Offshore wind turbines spin off the coast of Virginia Beach, Va., in 2020. The Bureau of Ocean Energy Management will assess areas in waters near Coos Bay and Brookings, Ore., as potential sites for offshore wind farms.  (Associated Press)
Offshore wind turbines spin off the coast of Virginia Beach, Va., in 2020. The Bureau of Ocean Energy Management will assess areas in waters near Coos Bay and Brookings, Ore., as potential sites for offshore wind farms. (Associated Press)
By Nicholas Turner Seattle Times

Two sites near the Oregon coast have been identified by the federal government as potential leasing sites for offshore wind energy.

The Bureau of Ocean Energy Management will assess areas in federal waters near Coos Bay and Brookings, Oregon – both about 14 miles, or about 12 nautical miles, from the coast – as potential sites for offshore wind farms, the Department of the Interior announced Wednesday.

BOEM published a call for information and nominations to gauge commercial interest and public input on both sites. Public comments can be submitted at regulations.gov until the period ends in 60 days on June 28.

Several offshore wind-energy projects have been approved and begun construction along the East Coast as the Biden administration pushed to create 30 gigawatts of electricity through offshore by 2030. While topographical features along the West Coast – namely the deep drop in water depth along its continental shelves – present a technological conundrum, floating wind turbines could be the answer.

This project is an opportunity to help “make the West Coast a floating wind technology capital of the world,” said BOEM Director Amanda Lefton. “We’re really looking to get as much information as we can as early on in the process.”

The sites encompass an area spanning over 1.1 million acres near the south and south-central coast of Oregon. The calls for commercial interest and public comment will help BOEM identify technological constraints, areas of high wind speed, sensitive marine habitats and potential impacts on commercial fisheries.

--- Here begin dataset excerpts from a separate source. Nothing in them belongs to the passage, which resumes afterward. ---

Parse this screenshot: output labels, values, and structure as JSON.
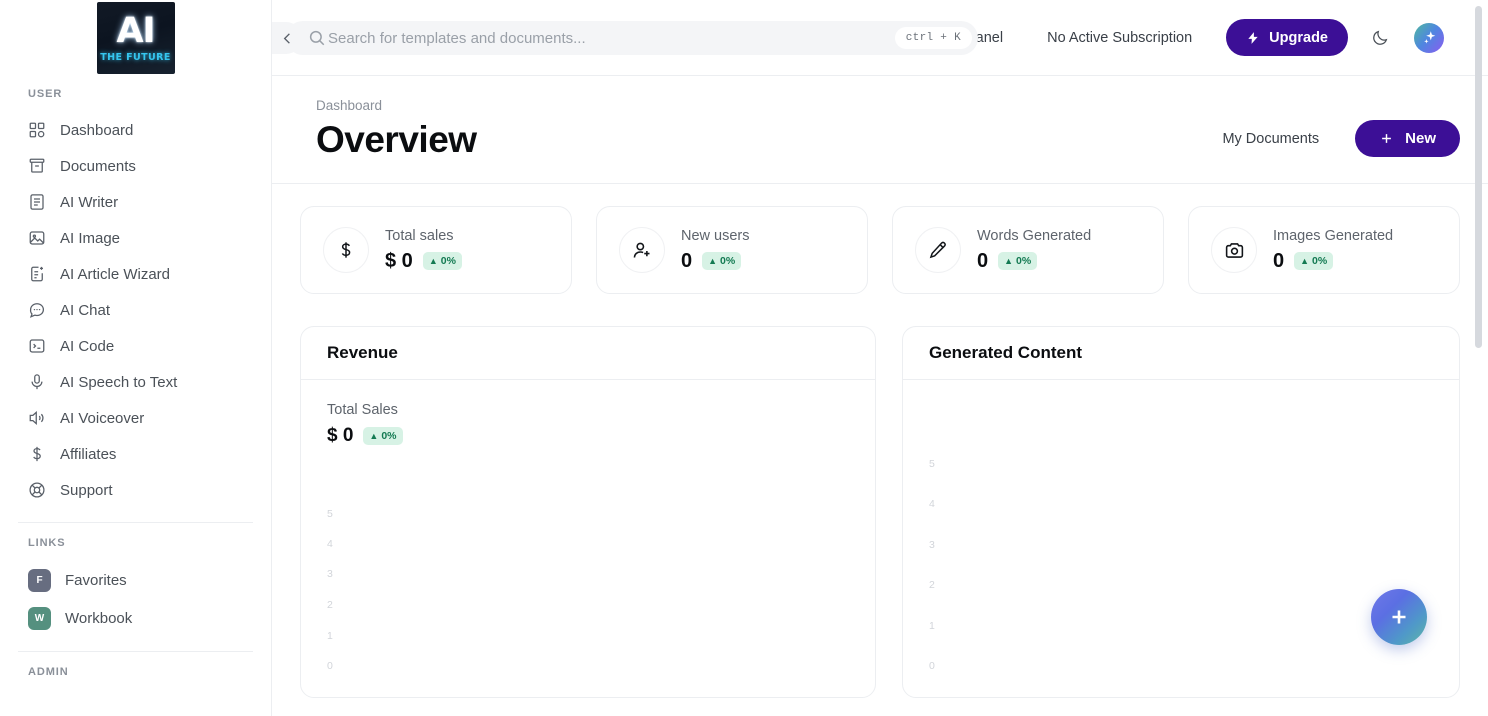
{
  "brand": {
    "logo_text": "AI",
    "logo_sub": "THE FUTURE"
  },
  "sidebar": {
    "section_user": "USER",
    "user_items": [
      {
        "label": "Dashboard",
        "icon": "grid-icon"
      },
      {
        "label": "Documents",
        "icon": "archive-icon"
      },
      {
        "label": "AI Writer",
        "icon": "document-text-icon"
      },
      {
        "label": "AI Image",
        "icon": "image-icon"
      },
      {
        "label": "AI Article Wizard",
        "icon": "article-wizard-icon"
      },
      {
        "label": "AI Chat",
        "icon": "chat-bubble-icon"
      },
      {
        "label": "AI Code",
        "icon": "terminal-icon"
      },
      {
        "label": "AI Speech to Text",
        "icon": "microphone-icon"
      },
      {
        "label": "AI Voiceover",
        "icon": "speaker-icon"
      },
      {
        "label": "Affiliates",
        "icon": "dollar-icon"
      },
      {
        "label": "Support",
        "icon": "lifebuoy-icon"
      }
    ],
    "section_links": "LINKS",
    "links": [
      {
        "label": "Favorites",
        "initial": "F",
        "color": "#676d80"
      },
      {
        "label": "Workbook",
        "initial": "W",
        "color": "#55907f"
      }
    ],
    "section_admin": "ADMIN"
  },
  "topbar": {
    "collapse_icon": "chevron-left-icon",
    "search": {
      "icon": "search-icon",
      "placeholder": "Search for templates and documents...",
      "value": "",
      "shortcut": "ctrl + K"
    },
    "admin_panel": "Admin Panel",
    "subscription": "No Active Subscription",
    "upgrade": "Upgrade",
    "theme_toggle_icon": "moon-icon",
    "avatar_icon": "sparkle-icon"
  },
  "page": {
    "breadcrumb": "Dashboard",
    "title": "Overview",
    "my_documents": "My Documents",
    "new_button": "New"
  },
  "stats": [
    {
      "label": "Total sales",
      "value": "$ 0",
      "delta": "0%",
      "icon": "dollar-icon"
    },
    {
      "label": "New users",
      "value": "0",
      "delta": "0%",
      "icon": "user-plus-icon"
    },
    {
      "label": "Words Generated",
      "value": "0",
      "delta": "0%",
      "icon": "pencil-icon"
    },
    {
      "label": "Images Generated",
      "value": "0",
      "delta": "0%",
      "icon": "camera-icon"
    }
  ],
  "revenue_panel": {
    "title": "Revenue",
    "sub_label": "Total Sales",
    "sub_value": "$ 0",
    "sub_delta": "0%"
  },
  "generated_panel": {
    "title": "Generated Content",
    "fab_icon": "plus-icon"
  },
  "colors": {
    "accent_purple": "#3c0f96",
    "chip_bg": "#d7f2e5",
    "chip_text": "#137a52",
    "logo_cyan": "#35c6ef"
  },
  "chart_data": [
    {
      "type": "line",
      "title": "Revenue",
      "subtitle": "Total Sales",
      "xlabel": "",
      "ylabel": "",
      "categories": [],
      "values": [],
      "yticks": [
        "5",
        "4",
        "3",
        "2",
        "1",
        "0"
      ],
      "ylim": [
        0,
        5
      ],
      "grid": false,
      "legend": "none",
      "annotations": [
        "$ 0",
        "0%"
      ]
    },
    {
      "type": "line",
      "title": "Generated Content",
      "subtitle": "",
      "xlabel": "",
      "ylabel": "",
      "categories": [],
      "values": [],
      "yticks": [
        "5",
        "4",
        "3",
        "2",
        "1",
        "0"
      ],
      "ylim": [
        0,
        5
      ],
      "grid": false,
      "legend": "none",
      "annotations": []
    }
  ]
}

While BOEM has not issued similar calls in Washington, the agency is in the process of reviewing two unsolicited lease requests from developers looking to initiate wind-energy projects along its coast. One of those requests was submitted earlier this month by Seattle-based developer Trident Winds, which proposed a floating wind farm – the state’s first – about 43 miles off the coast of the Olympic Peninsula, near Grays Harbor.

“We will continue to evaluate those opportunities in the future,” Lefton said. Under the Biden administration, BOEM “has created tremendous momentum to make offshore wind a reality in the United States so that we can fight climate change and create good-paying jobs.”

“As we move forward, we are committed to doing so in a manner that robustly engages communities and avoid, as much as we can, impacts to other ocean users and marine life.”